Me too, but somebody decided that with "use strict" and ES5
arguments.callee should not be there anymore and again we are trying
to make things simpler, this is the background of the story and as
long as this is OK tell me who has rights to say that post should
closed ... even if was obvious not everybody gets JScript behavior and
since the author of this post did not get it neither and the web is
loads of obvious things, can anybody explain all this effort against a
misunderstood post?

Btw, Dmitry, the example is valid for a timer as well, rather than the
external var foo assigned, we could assign the callee runtime via
closure and that technique but yes, as is in a post that have an
history behind apparently nobody read, the closure is not necessary.

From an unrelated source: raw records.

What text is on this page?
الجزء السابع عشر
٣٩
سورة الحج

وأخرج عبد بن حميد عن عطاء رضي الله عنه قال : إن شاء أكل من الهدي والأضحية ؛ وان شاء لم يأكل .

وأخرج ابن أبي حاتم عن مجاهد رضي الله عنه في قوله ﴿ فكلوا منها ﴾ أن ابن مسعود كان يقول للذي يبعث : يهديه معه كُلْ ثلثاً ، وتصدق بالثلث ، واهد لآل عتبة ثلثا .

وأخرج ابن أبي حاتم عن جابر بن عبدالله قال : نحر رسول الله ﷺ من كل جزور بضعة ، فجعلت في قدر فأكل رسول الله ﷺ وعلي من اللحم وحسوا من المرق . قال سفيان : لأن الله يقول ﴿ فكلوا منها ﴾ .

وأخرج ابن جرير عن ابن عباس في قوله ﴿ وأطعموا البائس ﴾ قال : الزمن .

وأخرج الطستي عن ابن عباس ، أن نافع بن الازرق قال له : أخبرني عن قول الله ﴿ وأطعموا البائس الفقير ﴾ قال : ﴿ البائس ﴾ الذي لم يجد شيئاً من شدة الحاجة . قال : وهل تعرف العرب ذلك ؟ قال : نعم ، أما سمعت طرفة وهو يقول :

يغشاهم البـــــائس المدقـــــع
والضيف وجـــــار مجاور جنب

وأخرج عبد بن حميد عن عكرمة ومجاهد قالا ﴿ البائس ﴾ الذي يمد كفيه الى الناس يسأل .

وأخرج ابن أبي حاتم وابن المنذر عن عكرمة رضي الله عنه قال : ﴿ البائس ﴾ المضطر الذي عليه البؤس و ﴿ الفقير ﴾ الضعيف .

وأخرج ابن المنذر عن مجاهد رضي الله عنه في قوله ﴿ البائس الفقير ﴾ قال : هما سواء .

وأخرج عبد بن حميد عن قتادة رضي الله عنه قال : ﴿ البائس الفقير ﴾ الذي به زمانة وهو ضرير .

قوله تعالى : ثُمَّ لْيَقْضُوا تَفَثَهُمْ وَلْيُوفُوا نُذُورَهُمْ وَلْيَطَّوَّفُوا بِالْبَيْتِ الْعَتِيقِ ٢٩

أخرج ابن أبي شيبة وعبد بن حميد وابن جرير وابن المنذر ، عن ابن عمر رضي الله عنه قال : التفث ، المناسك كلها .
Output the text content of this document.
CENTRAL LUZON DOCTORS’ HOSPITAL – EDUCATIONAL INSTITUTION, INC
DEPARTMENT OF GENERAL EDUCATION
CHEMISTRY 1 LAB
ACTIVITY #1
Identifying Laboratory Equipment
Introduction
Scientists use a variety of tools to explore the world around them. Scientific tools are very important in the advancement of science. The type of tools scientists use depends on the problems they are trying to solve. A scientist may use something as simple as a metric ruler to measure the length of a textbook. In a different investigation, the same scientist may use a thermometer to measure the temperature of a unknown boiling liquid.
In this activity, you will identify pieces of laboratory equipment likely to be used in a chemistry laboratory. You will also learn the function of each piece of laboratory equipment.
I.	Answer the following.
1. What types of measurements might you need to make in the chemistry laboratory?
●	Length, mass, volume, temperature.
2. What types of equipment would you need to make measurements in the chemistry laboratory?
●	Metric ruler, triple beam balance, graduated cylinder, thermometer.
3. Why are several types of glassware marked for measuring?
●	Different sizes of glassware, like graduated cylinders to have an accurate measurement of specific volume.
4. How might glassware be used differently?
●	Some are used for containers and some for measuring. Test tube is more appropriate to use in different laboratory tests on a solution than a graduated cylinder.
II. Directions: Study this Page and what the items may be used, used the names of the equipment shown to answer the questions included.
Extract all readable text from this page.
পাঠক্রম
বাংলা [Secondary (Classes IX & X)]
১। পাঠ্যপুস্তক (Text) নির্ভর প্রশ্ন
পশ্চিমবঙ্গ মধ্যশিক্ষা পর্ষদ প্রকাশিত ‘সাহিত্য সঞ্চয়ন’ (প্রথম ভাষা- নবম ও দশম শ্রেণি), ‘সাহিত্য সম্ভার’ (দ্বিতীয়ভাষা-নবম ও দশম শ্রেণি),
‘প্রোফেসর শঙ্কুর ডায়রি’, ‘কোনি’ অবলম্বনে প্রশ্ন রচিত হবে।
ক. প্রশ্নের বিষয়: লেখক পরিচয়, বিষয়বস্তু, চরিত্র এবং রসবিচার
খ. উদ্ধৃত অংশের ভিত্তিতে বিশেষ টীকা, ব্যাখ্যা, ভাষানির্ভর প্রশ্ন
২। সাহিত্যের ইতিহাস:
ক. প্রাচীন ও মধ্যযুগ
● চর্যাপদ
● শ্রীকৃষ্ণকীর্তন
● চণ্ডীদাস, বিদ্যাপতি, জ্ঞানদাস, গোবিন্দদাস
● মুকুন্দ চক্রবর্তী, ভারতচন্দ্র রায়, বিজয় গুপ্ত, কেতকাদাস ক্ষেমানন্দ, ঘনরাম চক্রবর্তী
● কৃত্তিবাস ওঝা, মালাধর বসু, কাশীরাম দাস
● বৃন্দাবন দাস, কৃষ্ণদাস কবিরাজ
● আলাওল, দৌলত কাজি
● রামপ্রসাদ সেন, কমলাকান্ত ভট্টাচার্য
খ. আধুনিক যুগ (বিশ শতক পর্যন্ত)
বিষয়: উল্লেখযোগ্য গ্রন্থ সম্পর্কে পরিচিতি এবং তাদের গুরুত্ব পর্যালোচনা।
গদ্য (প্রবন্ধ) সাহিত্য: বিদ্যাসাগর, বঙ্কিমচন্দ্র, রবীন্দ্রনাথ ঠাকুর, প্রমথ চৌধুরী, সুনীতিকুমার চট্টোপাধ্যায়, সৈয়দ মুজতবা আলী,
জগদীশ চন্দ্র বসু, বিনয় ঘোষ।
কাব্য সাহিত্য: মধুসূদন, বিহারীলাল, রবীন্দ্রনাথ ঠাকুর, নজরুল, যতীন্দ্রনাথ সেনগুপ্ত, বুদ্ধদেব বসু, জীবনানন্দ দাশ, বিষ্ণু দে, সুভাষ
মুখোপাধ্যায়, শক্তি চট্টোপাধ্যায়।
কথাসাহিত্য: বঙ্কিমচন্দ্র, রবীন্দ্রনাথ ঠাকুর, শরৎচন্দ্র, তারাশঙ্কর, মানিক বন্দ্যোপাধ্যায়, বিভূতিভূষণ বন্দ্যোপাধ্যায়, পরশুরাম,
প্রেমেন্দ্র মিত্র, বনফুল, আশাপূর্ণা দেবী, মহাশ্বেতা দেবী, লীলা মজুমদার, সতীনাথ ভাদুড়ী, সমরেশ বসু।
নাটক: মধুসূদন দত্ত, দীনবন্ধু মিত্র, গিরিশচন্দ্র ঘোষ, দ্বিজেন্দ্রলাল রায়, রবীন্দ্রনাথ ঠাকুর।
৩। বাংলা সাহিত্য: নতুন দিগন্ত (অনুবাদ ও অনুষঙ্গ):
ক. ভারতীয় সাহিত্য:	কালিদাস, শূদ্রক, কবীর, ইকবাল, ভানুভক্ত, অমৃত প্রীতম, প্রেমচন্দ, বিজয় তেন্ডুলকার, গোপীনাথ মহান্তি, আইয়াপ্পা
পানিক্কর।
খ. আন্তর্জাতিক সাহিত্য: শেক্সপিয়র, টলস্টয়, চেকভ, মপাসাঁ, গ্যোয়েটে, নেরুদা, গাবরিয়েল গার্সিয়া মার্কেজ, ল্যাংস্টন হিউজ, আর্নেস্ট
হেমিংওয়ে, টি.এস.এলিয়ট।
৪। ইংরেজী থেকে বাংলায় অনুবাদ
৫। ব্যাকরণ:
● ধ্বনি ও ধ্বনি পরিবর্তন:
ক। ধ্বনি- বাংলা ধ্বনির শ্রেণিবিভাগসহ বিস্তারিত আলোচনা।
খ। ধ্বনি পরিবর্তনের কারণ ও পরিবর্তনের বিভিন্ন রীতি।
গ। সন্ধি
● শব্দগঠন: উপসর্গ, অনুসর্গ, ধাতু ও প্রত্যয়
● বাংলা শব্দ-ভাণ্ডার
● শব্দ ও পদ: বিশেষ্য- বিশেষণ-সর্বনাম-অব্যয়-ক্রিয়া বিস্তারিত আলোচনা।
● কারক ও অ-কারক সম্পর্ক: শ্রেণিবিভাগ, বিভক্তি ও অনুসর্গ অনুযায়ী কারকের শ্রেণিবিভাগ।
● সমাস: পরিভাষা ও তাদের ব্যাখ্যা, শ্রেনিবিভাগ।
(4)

Thomas, it's just for you guys, if you gonna waste all this time for
every troll of this world good luck ... I have honestly something else
to do, rather than follow every Bozhilov blame ... I do hope at least
Bozhilov learned something by this thread (I kinda doubt it
though ... )

Regards
 
D

Dmitry A. Soshnikov

Dmitry .. that is a scoped example for a post called scope resolution
and a generic solution with a foo variable.
I replied to you 'cause I agreed with you and nothing else ... no need
to comment the fact a single generic example does not need a closure,
that is a single generic example ...
[...]

Oh, I've just mentioned that there's no any difference in case of the
last example (step 5 in your slides) - no matter about scoped example
or generic you're talking about. Anyway, FD will be attached as a
property of the *current* VO/AO. And from this point of view it
doesn't matter are you in global context or in enclosed (e.g. function
context).

The other thing if you have only one if-statement (without else) - in
this case with using enclosing context the difference is that no any
function will be created.

Moreover, if to delete [var] identifier, foo will still be available
which sure won't be with enclosing context:

eval('var foo;'); // to be able to delete
if (true) {
foo = function foo(){/* 1 */};
} else {
foo = function foo(){/* 2 */};
}
foo(); // 1
delete foo;
foo(); // 1

So, yeah, in general the case with assignment and enclosing scope - is
better - I understand and know it, the suggestion was just on you step
5 example.

But even with enclosing context but without any assignment to
variable, JScript keeps two objects with the same name - [foo] (I
guess you know it sure):

var foo = (function(){
if (true) {
return function foo(){
alert(1);
foo(); // no recursive stack overflow, but - 2
};
} else {
return function foo(){
alert(2);
};
}
})();

foo();

This example alerts 1 and 2 and in call stack we see [foo], [foo].
Btw, Dmitry, the example is valid for a timer as well, rather than the
external var foo assigned, we could assign the callee runtime via
closure and that technique but yes, as is in a post that have an
history behind apparently nobody read, the closure is not necessary.
[...]

I'm not sure I understand what do you mean saying timer won't work.

var foo;
if (true) {
foo = function foo(){/* 1 */};
} else {
foo = function foo(){/* 2 */};
}
setTimeout(foo, 0); // in debugger you have name [foo] with [1]

/ds
 
T

Thomas 'PointedEars' Lahn

Andrea said:
Thomas, it's just for you guys, if you gonna waste all this time for
every troll of this world

No, I am not going to waste any more of my time for you.